Im Erscheinungsjahr der "Heiligen Inga" machte die neue in Baltimore und Buenos Aires herausgegebene Exil-Literaturzeitschrift "Literaturos lankai" mit Skèmas in Brooklyn verfassten Prosatext "Der Gesang" auf. Der Autor nimmt den Alltag in der Neuen Welt in den Blick, ohne seine Wurzeln zu kappen. Ein neuer, kräftiger Sound, in dem sich Leben und Traum amalgamieren und womöglich bereits Vorstufen des harten Bebops aus Kerouacs "On the Road" pulsieren: "Singt, ihr Schallplatten-Sänger mit den knackenden Kehlen, weint, ihr Hinterbliebenen des Flugzeugabsturzes, werbt für den Freud der Straßen, ihr Zwanzigcentler, ich werde meine Kleider zerreißen, wie Hiob in der Wüste, wie ein durstiges Kind, das beim Spiel in einen Norge-Kühlschrank geraten ist."

Erst 1960 konnten dieses und andere Prosastücke, vereint in dem Band "Celesta", in jenem Londoner Exilverlag erscheinen, der bereits "Das weiße Leintuch" publiziert hatte. Verglichen mit der eher biederen, konventionell gestrickten Tagesproduktion schien Skèma von einem anderen Stern zu kommen. "Er reißt die Fenster des gemütlichen, ungelüfteten Kämmerleins auf, in dem wie eine alte Jungfer mit ihren Patiencen, unsere Exilliteratur gewohnt hat", schrieb der Lyriker und Journalist Juris Blekaitis. "Er lässt den Lärm der amerikanischen Straße hinein, weil diese Straße jetzt unsere Wirklichkeit ist."

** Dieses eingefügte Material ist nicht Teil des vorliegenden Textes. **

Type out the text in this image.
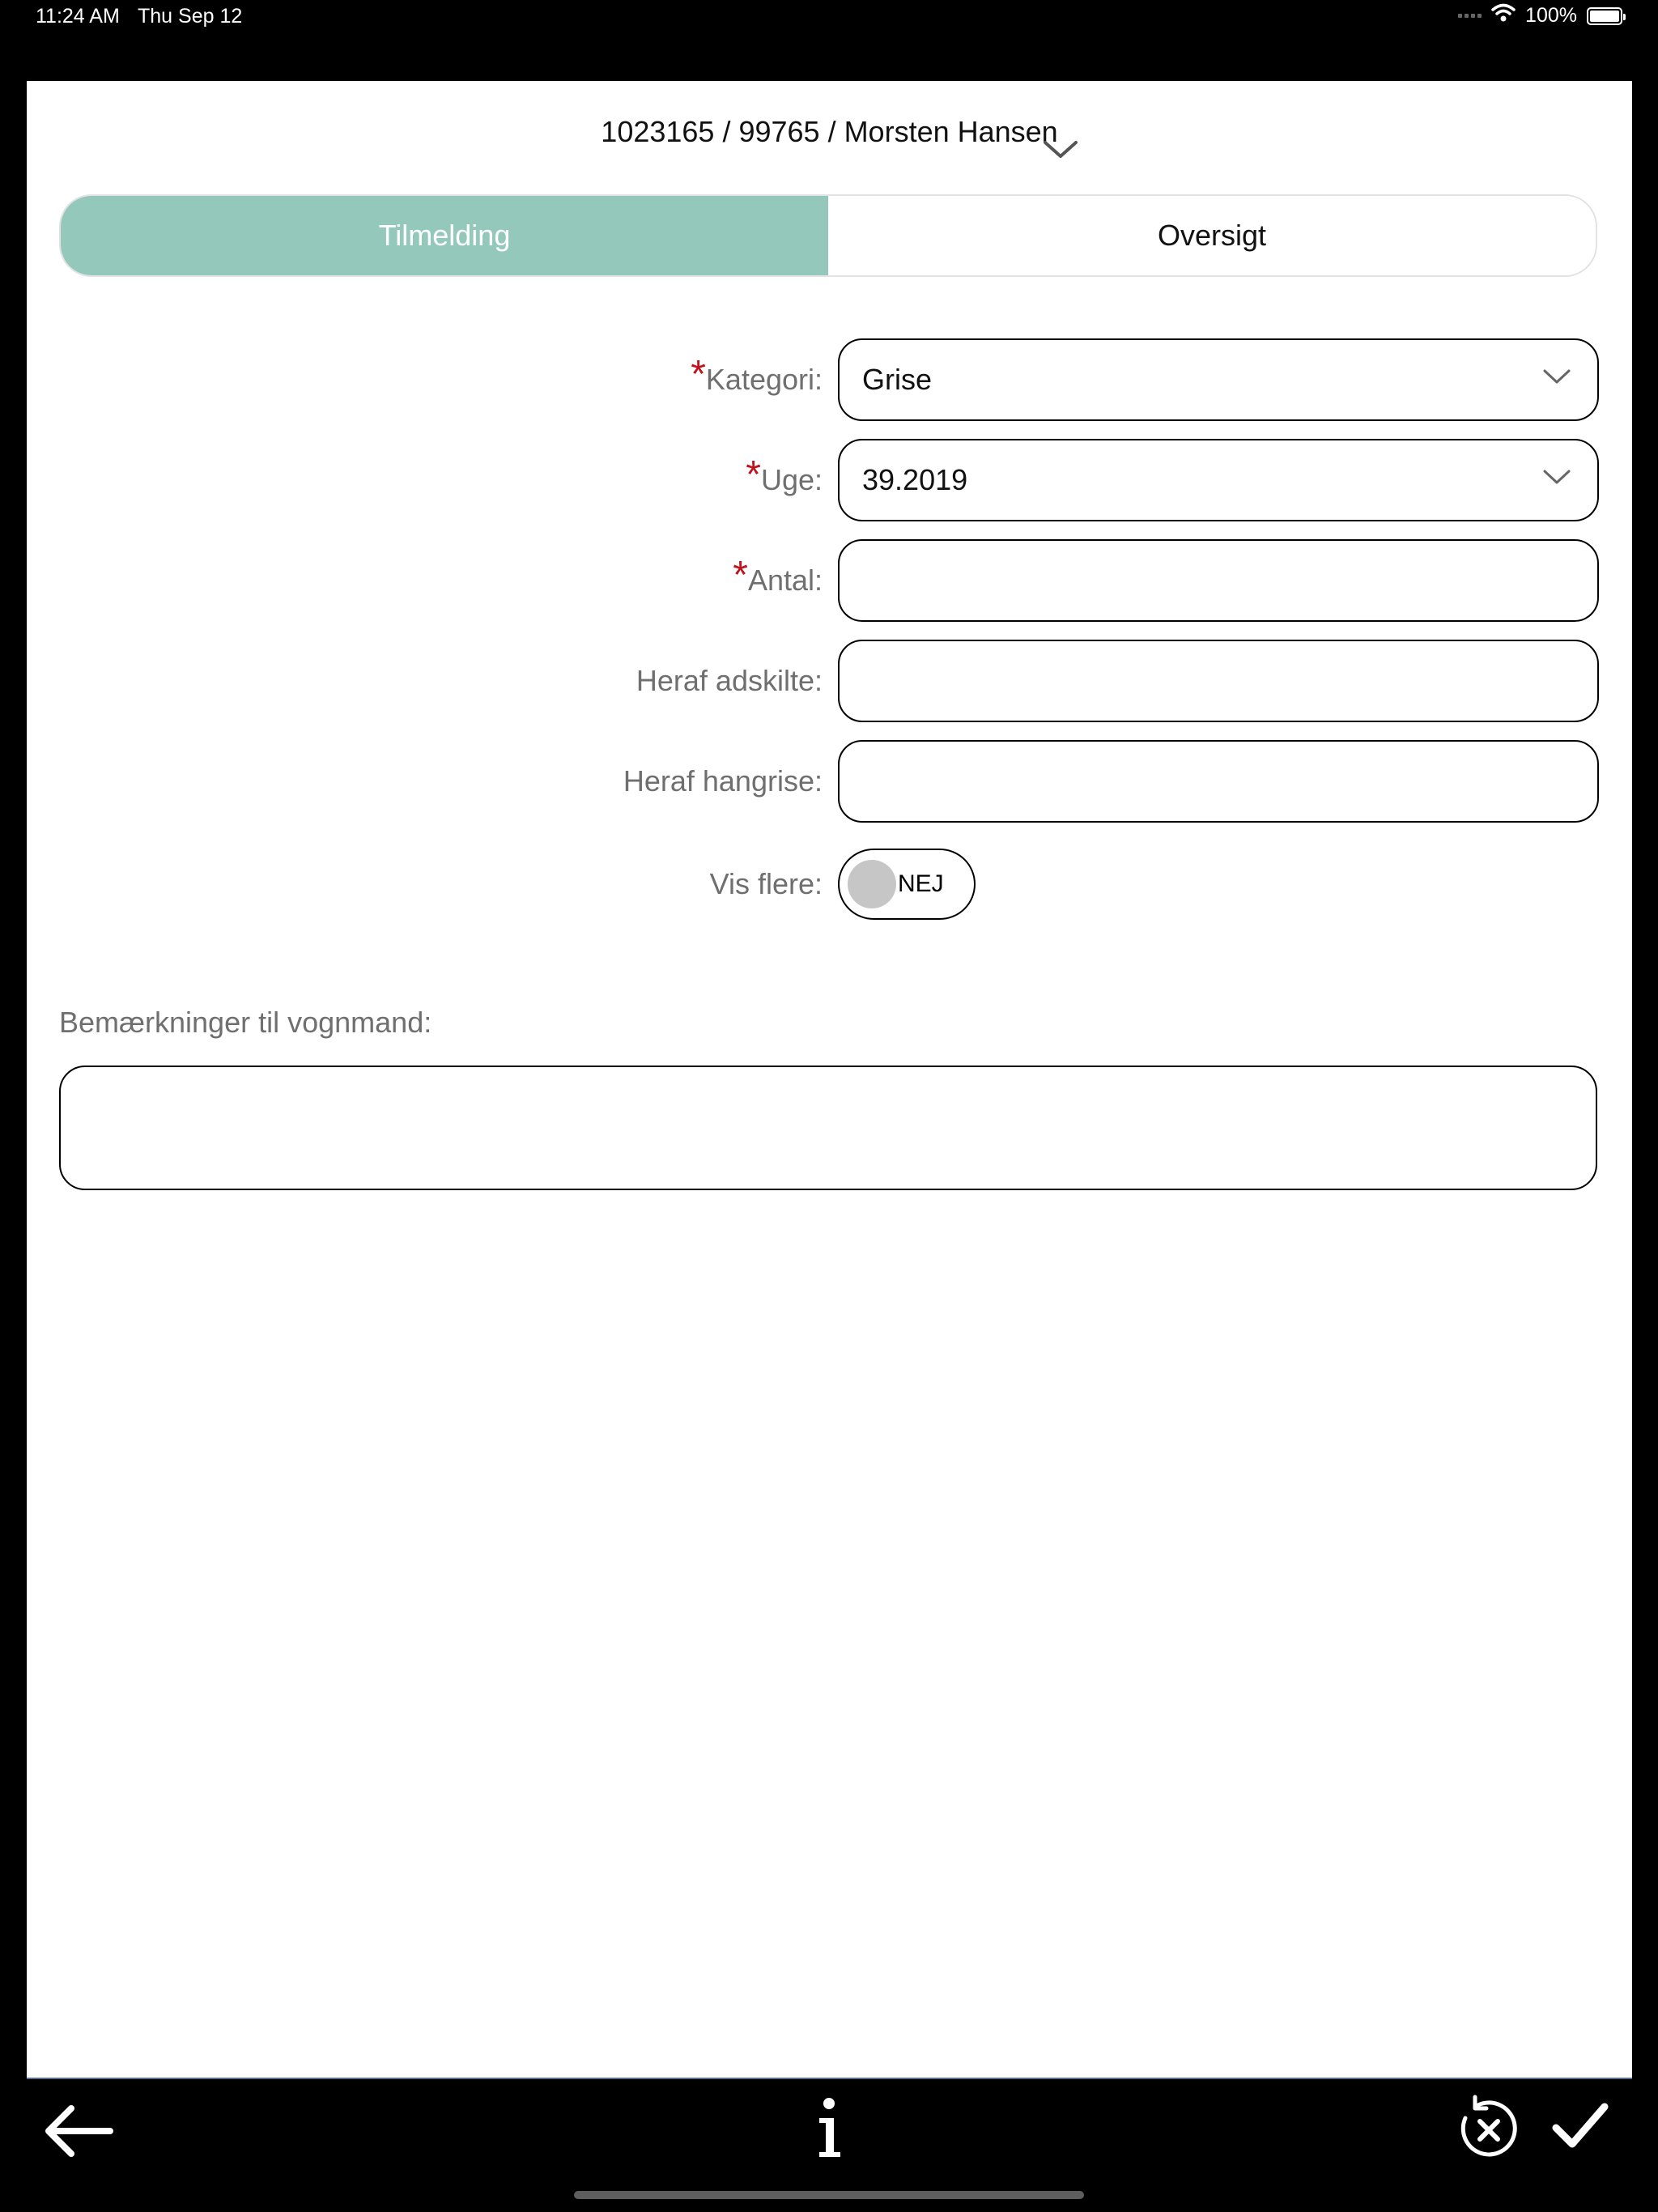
11:24 AM Thu Sep 12	100%
1023165 / 99765 / Morsten Hansen
Tilmelding	Oversigt
* Kategori: Grise
* Uge: 39.2019
* Antal:
Heraf adskilte:
Heraf hangrise:
Vis flere:	NEJ
Bemærkninger til vognmand:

"Ich freue mich, dass mir für meinen in der Fabrik zerquetschten Finger eine Kompensation gezahlt wurde", notierte Antanas Skèma in der erwähnten Selbstauskunft. "Von dem Geld habe ich mir ein Kurzwellenradio gekauft, einen Phonographen mit den Werken meiner Lieblingskomponisten sowie einige wertvolle Kunstbände. Anscheinend gilt auf dieser Welt noch immer das Gesetz des Gleichgewichts."

NILS KAHLEFENDT

Antanas Skèma: "Apokalyptische Variationen".

Aus dem Litauischen und mit einem Nachwort von Claudia Sinnig. Guggolz Verlag, Berlin 2020. 421 S., geb., 25,- [Euro].